Ahmed Raissouni cache mal son malaise par rapport à la nouvelle organisation du PJD “Vigilance et Vertu“. Visiblement, le président du MUR (Mouvement Unicité et Réforme) ne se réclame pas de cette nouvelle structure qu’il ne soutient même pas du bout des lèvres. Il lui souhaite à peine la bienvenue. Sans plus.
En fait, la création de cette association a révélé en quelque sorte une certaine duplicité dans le jeu du PJD (Parti de la Justice et du Développement) et du MUR dans un système de vase communicants qui ne dit pas son nom. Une confusion nourrie par le fait que nombre de figures connues du parti sont en même temps membres influents du mouvement.

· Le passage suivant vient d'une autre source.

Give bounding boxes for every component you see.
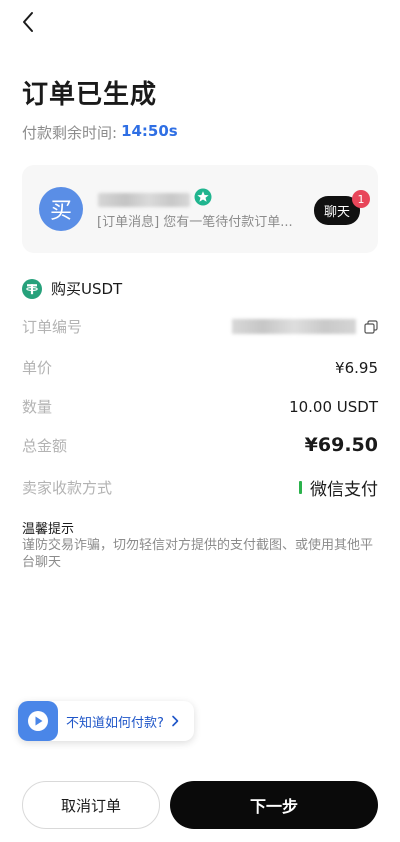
tips-text: 谨防交易诈骗，切勿轻信对方提供的支付截图、或使用其他平台聊天	[22, 538, 374, 570]
unread-badge: 1	[352, 190, 370, 208]
play-icon	[28, 711, 48, 731]
seller-avatar: 买	[39, 187, 83, 231]
order-number-row: 订单编号	[22, 316, 378, 337]
quantity-value: 10.00 USDT	[289, 397, 378, 416]
order-page: 订单已生成 付款剩余时间: 14:50s 买 [订单消息] 您有一笔待付款订单.…	[0, 0, 400, 842]
page-title: 订单已生成	[22, 80, 158, 110]
seller-last-message: [订单消息] 您有一笔待付款订单...	[97, 215, 293, 230]
payment-method: 微信支付	[299, 475, 378, 500]
tips-title: 温馨提示	[22, 522, 75, 537]
seller-card[interactable]: 买 [订单消息] 您有一笔待付款订单... 聊天 1	[22, 165, 378, 253]
unit-price-label: 单价	[22, 359, 53, 377]
payment-method-label: 卖家收款方式	[22, 479, 113, 497]
unit-price-row: 单价 ¥6.95	[22, 357, 378, 378]
total-amount-label: 总金额	[22, 436, 68, 455]
timer-label: 付款剩余时间:	[22, 124, 118, 142]
quantity-row: 数量 10.00 USDT	[22, 396, 378, 417]
back-button[interactable]	[14, 8, 42, 36]
payment-method-value: 微信支付	[310, 480, 378, 500]
chevron-right-icon	[172, 715, 179, 727]
total-amount-row: 总金额 ¥69.50	[22, 434, 378, 456]
play-tile	[18, 701, 58, 741]
verified-star-icon	[194, 188, 212, 206]
wechat-pay-indicator	[299, 481, 302, 494]
seller-name-redacted	[98, 193, 190, 207]
payment-help-label: 不知道如何付款?	[66, 715, 164, 731]
next-step-button[interactable]: 下一步	[170, 781, 378, 829]
quantity-label: 数量	[22, 398, 53, 416]
payment-help-button[interactable]: 不知道如何付款?	[18, 701, 194, 741]
order-number-label: 订单编号	[22, 318, 83, 336]
product-row: 购买USDT	[22, 278, 122, 299]
product-label: 购买USDT	[51, 280, 123, 298]
payment-method-row: 卖家收款方式 微信支付	[22, 475, 378, 500]
copy-icon[interactable]	[364, 319, 378, 334]
cancel-order-button[interactable]: 取消订单	[22, 781, 160, 829]
payment-timer: 付款剩余时间: 14:50s	[22, 122, 178, 143]
usdt-icon	[22, 278, 42, 299]
total-amount-value: ¥69.50	[304, 434, 378, 456]
chevron-left-icon	[23, 12, 33, 32]
unit-price-value: ¥6.95	[335, 358, 378, 377]
order-number-redacted	[232, 319, 356, 334]
timer-value: 14:50s	[121, 122, 178, 140]
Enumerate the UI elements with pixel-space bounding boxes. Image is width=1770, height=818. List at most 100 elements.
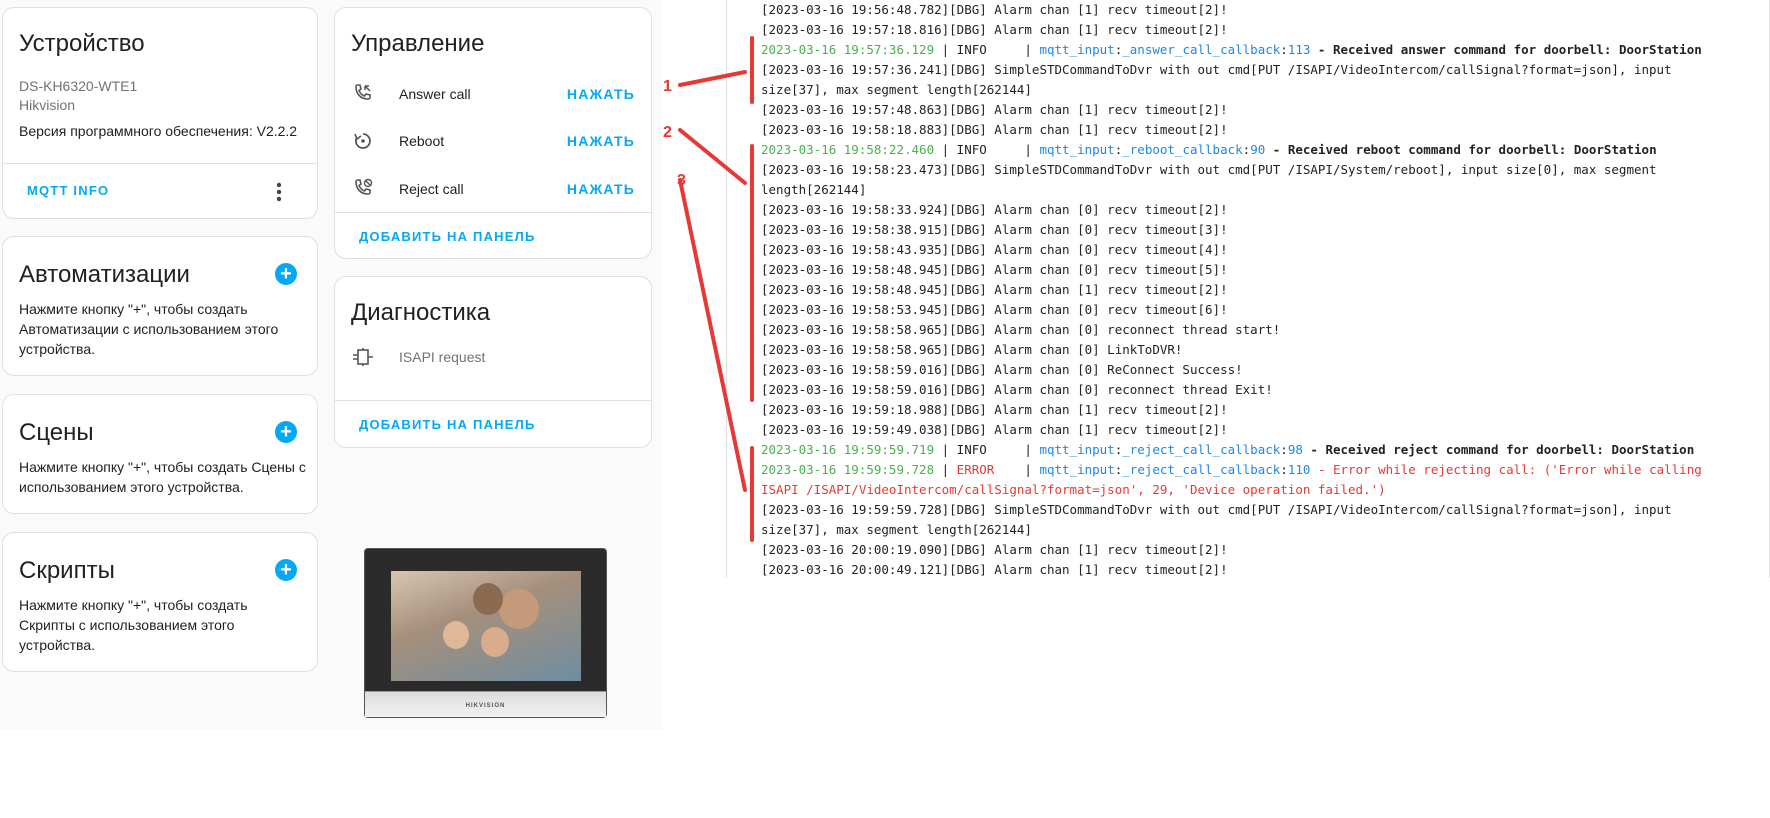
log-line: [2023-03-16 19:58:59.016][DBG] Alarm cha… — [761, 380, 1761, 400]
log-line: 2023-03-16 19:57:36.129 | INFO | mqtt_in… — [761, 40, 1761, 60]
device-card-title: Устройство — [19, 30, 145, 57]
scripts-card: Скрипты + Нажмите кнопку "+", чтобы созд… — [2, 532, 318, 672]
log-line: [2023-03-16 19:57:48.863][DBG] Alarm cha… — [761, 100, 1761, 120]
log-segment: | INFO | — [934, 142, 1040, 157]
log-segment: | INFO | — [934, 42, 1040, 57]
restart-icon — [351, 129, 375, 153]
log-segment: mqtt_input — [1039, 442, 1115, 457]
more-options-icon[interactable] — [271, 180, 287, 204]
reject-call-label: Reject call — [399, 181, 464, 197]
control-row-reject-call: Reject call НАЖАТЬ — [335, 169, 651, 209]
reject-call-press-button[interactable]: НАЖАТЬ — [567, 181, 635, 197]
log-line: size[37], max segment length[262144] — [761, 80, 1761, 100]
log-line: [2023-03-16 19:58:33.924][DBG] Alarm cha… — [761, 200, 1761, 220]
log-line: [2023-03-16 19:59:18.988][DBG] Alarm cha… — [761, 400, 1761, 420]
add-automation-button[interactable]: + — [275, 263, 297, 285]
log-line: [2023-03-16 19:58:48.945][DBG] Alarm cha… — [761, 260, 1761, 280]
log-line: [2023-03-16 19:58:53.945][DBG] Alarm cha… — [761, 300, 1761, 320]
log-segment: : — [1280, 42, 1288, 57]
scenes-card: Сцены + Нажмите кнопку "+", чтобы создат… — [2, 394, 318, 514]
log-line: [2023-03-16 19:58:58.965][DBG] Alarm cha… — [761, 340, 1761, 360]
log-line: [2023-03-16 19:58:38.915][DBG] Alarm cha… — [761, 220, 1761, 240]
log-line: [2023-03-16 19:58:48.945][DBG] Alarm cha… — [761, 280, 1761, 300]
log-segment: _reject_call_callback — [1122, 442, 1281, 457]
scripts-title: Скрипты — [19, 557, 115, 584]
log-segment: mqtt_input — [1039, 462, 1115, 477]
divider — [335, 212, 651, 213]
log-segment: 2023-03-16 19:57:36.129 — [761, 42, 935, 57]
automations-card: Автоматизации + Нажмите кнопку "+", чтоб… — [2, 236, 318, 376]
log-line: [2023-03-16 19:58:18.883][DBG] Alarm cha… — [761, 120, 1761, 140]
log-segment: 90 — [1250, 142, 1266, 157]
log-line: length[262144] — [761, 180, 1761, 200]
log-segment: [2023-03-16 19:57:48.863][DBG] Alarm cha… — [761, 102, 1228, 117]
log-segment: - Received answer command for doorbell: … — [1310, 42, 1702, 57]
add-to-panel-button[interactable]: ДОБАВИТЬ НА ПАНЕЛЬ — [359, 417, 535, 432]
log-segment: [2023-03-16 19:58:59.016][DBG] Alarm cha… — [761, 362, 1243, 377]
log-segment: : — [1280, 442, 1288, 457]
log-line: [2023-03-16 19:57:36.241][DBG] SimpleSTD… — [761, 60, 1761, 80]
log-segment: [2023-03-16 19:58:59.016][DBG] Alarm cha… — [761, 382, 1273, 397]
log-segment: 2023-03-16 19:59:59.728 — [761, 462, 935, 477]
answer-call-press-button[interactable]: НАЖАТЬ — [567, 86, 635, 102]
log-segment: 98 — [1287, 442, 1303, 457]
log-segment: 113 — [1287, 42, 1311, 57]
log-segment: [2023-03-16 19:58:48.945][DBG] Alarm cha… — [761, 262, 1228, 277]
add-to-panel-button[interactable]: ДОБАВИТЬ НА ПАНЕЛЬ — [359, 229, 535, 244]
device-manufacturer: Hikvision — [19, 97, 76, 113]
add-script-button[interactable]: + — [275, 559, 297, 581]
log-segment: [2023-03-16 19:59:59.728][DBG] SimpleSTD… — [761, 502, 1672, 517]
log-segment: [2023-03-16 19:58:48.945][DBG] Alarm cha… — [761, 282, 1228, 297]
log-segment: [2023-03-16 19:58:33.924][DBG] Alarm cha… — [761, 202, 1228, 217]
log-segment: ERROR — [956, 462, 995, 477]
scenes-title: Сцены — [19, 419, 94, 446]
family-figure — [473, 583, 503, 615]
log-segment: [2023-03-16 19:59:49.038][DBG] Alarm cha… — [761, 422, 1228, 437]
diagnostic-row-isapi: ISAPI request — [335, 337, 651, 377]
log-segment: - Error while rejecting call: ('Error wh… — [1310, 462, 1702, 477]
log-segment: [2023-03-16 19:58:53.945][DBG] Alarm cha… — [761, 302, 1228, 317]
reboot-press-button[interactable]: НАЖАТЬ — [567, 133, 635, 149]
log-segment: length[262144] — [761, 182, 867, 197]
log-line: 2023-03-16 19:59:59.728 | ERROR | mqtt_i… — [761, 460, 1761, 480]
log-segment: 110 — [1287, 462, 1311, 477]
device-photo: HIKVISION — [364, 548, 607, 718]
log-segment: [2023-03-16 19:57:36.241][DBG] SimpleSTD… — [761, 62, 1672, 77]
log-segment: size[37], max segment length[262144] — [761, 82, 1032, 97]
mqtt-info-button[interactable]: MQTT INFO — [27, 183, 109, 198]
log-line: [2023-03-16 19:59:59.728][DBG] SimpleSTD… — [761, 500, 1761, 520]
annotation-number-2: 2 — [663, 124, 672, 141]
phone-reject-icon — [351, 177, 375, 201]
isapi-request-label: ISAPI request — [399, 349, 486, 365]
log-segment: | — [934, 462, 957, 477]
device-brand-logo: HIKVISION — [465, 703, 506, 709]
diagnostics-title: Диагностика — [351, 299, 491, 326]
automations-text: Нажмите кнопку "+", чтобы создать Автома… — [19, 301, 279, 357]
log-line: [2023-03-16 19:58:58.965][DBG] Alarm cha… — [761, 320, 1761, 340]
log-segment: mqtt_input — [1039, 42, 1115, 57]
add-scene-button[interactable]: + — [275, 421, 297, 443]
divider — [3, 163, 317, 164]
divider — [335, 400, 651, 401]
log-viewer: [2023-03-16 19:56:48.782][DBG] Alarm cha… — [726, 0, 1770, 578]
phone-answer-icon — [351, 82, 375, 106]
log-line: size[37], max segment length[262144] — [761, 520, 1761, 540]
log-line: [2023-03-16 19:58:59.016][DBG] Alarm cha… — [761, 360, 1761, 380]
log-segment: [2023-03-16 19:58:58.965][DBG] Alarm cha… — [761, 322, 1281, 337]
control-row-reboot: Reboot НАЖАТЬ — [335, 121, 651, 161]
log-segment: mqtt_input — [1039, 142, 1115, 157]
family-figure — [499, 589, 539, 629]
log-line: [2023-03-16 19:58:43.935][DBG] Alarm cha… — [761, 240, 1761, 260]
log-segment: _reboot_callback — [1122, 142, 1243, 157]
log-line: [2023-03-16 19:58:23.473][DBG] SimpleSTD… — [761, 160, 1761, 180]
device-model: DS-KH6320-WTE1 — [19, 78, 138, 94]
log-segment: | — [994, 462, 1040, 477]
log-segment: : — [1280, 462, 1288, 477]
log-segment: _reject_call_callback — [1122, 462, 1281, 477]
scripts-text: Нажмите кнопку "+", чтобы создать Скрипт… — [19, 597, 248, 653]
log-line: [2023-03-16 19:57:18.816][DBG] Alarm cha… — [761, 20, 1761, 40]
family-figure — [443, 621, 469, 649]
log-line: 2023-03-16 19:59:59.719 | INFO | mqtt_in… — [761, 440, 1761, 460]
log-segment: _answer_call_callback — [1122, 42, 1281, 57]
log-segment: | INFO | — [934, 442, 1040, 457]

Lorsque Mustapha Ramid monte, par exemple, au créneau sous la coupole, agit-il en tant que député du PJD ou en sa qualité de membre du MUR ? Bien sûr, l’intéressé ne précise pas la casquette qu’il porte au moment de sa sortie… C’est cette hégémonie non apparente du mouvement dans les instances du PJD que Dr Abdelkrim Al Khatib, secrétaire général du parti, espèrait justement contrebalancer par la mise en place de “Vigilance et Vertu“. Dirigée par le député de Oujda, Mohamed Khalidi, cette initiative a l’allure d’une action des modernistes modérés contre les radicaux conservateurs du MUR…
Et puis, faut-il croire M. Raissouni lorsqu’il affirme que cette situation (le fait que les “meilleurs cadres“ du MUR ont négligé les activités du MUR au profit de la politique) n’arrange pas les affaires de son mouvement et qu’il souhaite de ce fait réduire la représentativité de ce dernier dans les structures du parti ? En fait, ce qui est en cause, c’est ce lien organique entre le mouvement et le parti. C’est ce dernier qui génère la confusion dont la levée ne passe que par la fin des rapports entre les deux parties. Bien sûr, Ahmed Raïssouni ne souhaite nullement aller jusque-là. Autrement, le MUR perdrait de son importance que lui confère un PJD de plus en plus imposant, promis selon les observateurs à un bel avenir politique.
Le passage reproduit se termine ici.